In an opinion piece for Middle East Eye in July of last year, Amr Darrag, former minister and Chairman of the Egyptian Institute for Political and Strategic Studies claimed that the implementation of the “deal of the century” may include “the settlement of Palestinians” in Sinai.
“Sisi is conspiring to dedicate a swathe of land in the Sinai Peninsula to the settlement of Palestinians,” Darrag said. “Gaza sources say the area will stretch from Rafah to El Arish and some parts of northern Sinai, which will remain under Egyptian control.”.
But these allegations were quickly quashed by Egyptian foreign minister Sameh Shoukry who said “not one grain of sand” from Egypt’s territory will be relinquished. Peace Plan architect Jason Greenblatt also denied these claims, tweeting in April 2019: “Hearing reports our plan includes the concept that we will give a portion of Sinai (which is Egypt’s) to Gaza.

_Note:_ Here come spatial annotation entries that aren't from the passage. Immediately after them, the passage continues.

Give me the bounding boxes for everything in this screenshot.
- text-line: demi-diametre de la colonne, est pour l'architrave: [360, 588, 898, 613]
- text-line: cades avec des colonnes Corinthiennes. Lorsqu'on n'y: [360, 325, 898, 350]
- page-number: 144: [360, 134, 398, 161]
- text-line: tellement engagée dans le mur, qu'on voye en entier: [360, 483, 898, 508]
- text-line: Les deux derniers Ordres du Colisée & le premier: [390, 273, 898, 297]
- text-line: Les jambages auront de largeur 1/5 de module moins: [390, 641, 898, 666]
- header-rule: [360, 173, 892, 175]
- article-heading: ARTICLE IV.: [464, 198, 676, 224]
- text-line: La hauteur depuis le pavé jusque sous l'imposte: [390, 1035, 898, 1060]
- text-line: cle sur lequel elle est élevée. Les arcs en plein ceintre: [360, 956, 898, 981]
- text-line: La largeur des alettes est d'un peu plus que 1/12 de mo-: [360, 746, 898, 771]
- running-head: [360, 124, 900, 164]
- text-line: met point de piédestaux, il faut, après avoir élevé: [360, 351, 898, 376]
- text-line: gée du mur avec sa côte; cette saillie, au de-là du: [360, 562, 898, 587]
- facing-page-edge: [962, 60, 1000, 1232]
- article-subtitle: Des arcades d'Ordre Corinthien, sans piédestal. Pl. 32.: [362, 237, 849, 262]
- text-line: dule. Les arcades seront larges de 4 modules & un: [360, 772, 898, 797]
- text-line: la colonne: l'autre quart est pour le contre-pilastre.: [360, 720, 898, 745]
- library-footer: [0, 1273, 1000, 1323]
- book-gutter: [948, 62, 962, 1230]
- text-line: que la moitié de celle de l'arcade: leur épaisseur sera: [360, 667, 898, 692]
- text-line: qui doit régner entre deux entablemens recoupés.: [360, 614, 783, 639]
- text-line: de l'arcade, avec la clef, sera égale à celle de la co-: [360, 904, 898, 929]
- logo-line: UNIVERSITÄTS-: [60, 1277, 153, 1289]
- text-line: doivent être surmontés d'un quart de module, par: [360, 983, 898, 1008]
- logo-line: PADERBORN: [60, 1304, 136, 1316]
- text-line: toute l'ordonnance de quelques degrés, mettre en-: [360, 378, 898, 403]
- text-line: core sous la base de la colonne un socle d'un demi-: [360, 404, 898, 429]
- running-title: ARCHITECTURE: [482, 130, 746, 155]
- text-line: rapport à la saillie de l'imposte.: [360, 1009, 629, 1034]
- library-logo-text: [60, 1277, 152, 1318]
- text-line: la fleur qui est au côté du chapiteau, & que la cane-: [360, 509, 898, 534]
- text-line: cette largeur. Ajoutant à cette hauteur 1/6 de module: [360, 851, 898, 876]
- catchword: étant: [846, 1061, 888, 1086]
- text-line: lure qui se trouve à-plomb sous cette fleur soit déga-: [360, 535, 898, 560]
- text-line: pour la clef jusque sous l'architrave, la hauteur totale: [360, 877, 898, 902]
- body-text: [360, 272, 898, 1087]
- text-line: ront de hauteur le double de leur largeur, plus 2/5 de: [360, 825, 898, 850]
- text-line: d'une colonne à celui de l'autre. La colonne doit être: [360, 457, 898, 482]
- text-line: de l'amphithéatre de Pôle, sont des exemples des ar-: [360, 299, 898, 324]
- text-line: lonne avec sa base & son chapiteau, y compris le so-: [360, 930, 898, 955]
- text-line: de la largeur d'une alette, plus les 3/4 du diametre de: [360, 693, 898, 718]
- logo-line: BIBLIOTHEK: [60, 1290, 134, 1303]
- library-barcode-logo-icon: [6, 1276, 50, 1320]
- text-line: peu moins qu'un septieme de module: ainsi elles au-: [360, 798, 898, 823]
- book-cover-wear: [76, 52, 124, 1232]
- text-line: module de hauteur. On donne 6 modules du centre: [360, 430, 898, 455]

False!”
Meanwhile, Aaron David Miller, a former negotiator, and analyst on Middle East issues for both Republican and Democratic administrations had this to say about the DoC: “You can’t do serious economic development without resolving the security and political issues that allow investors and internal economic growth and employment.”
The recent pipeline attack in Sinai crystallizes the problem for Egypt. Even if the DoC is accepted, Egypt’s inability to ensure security in Sinai means that any funds it would receive may not be of much use. Until Egypt, with or without the help of Israel, can calm the restive Sinai, its development will benefit no one.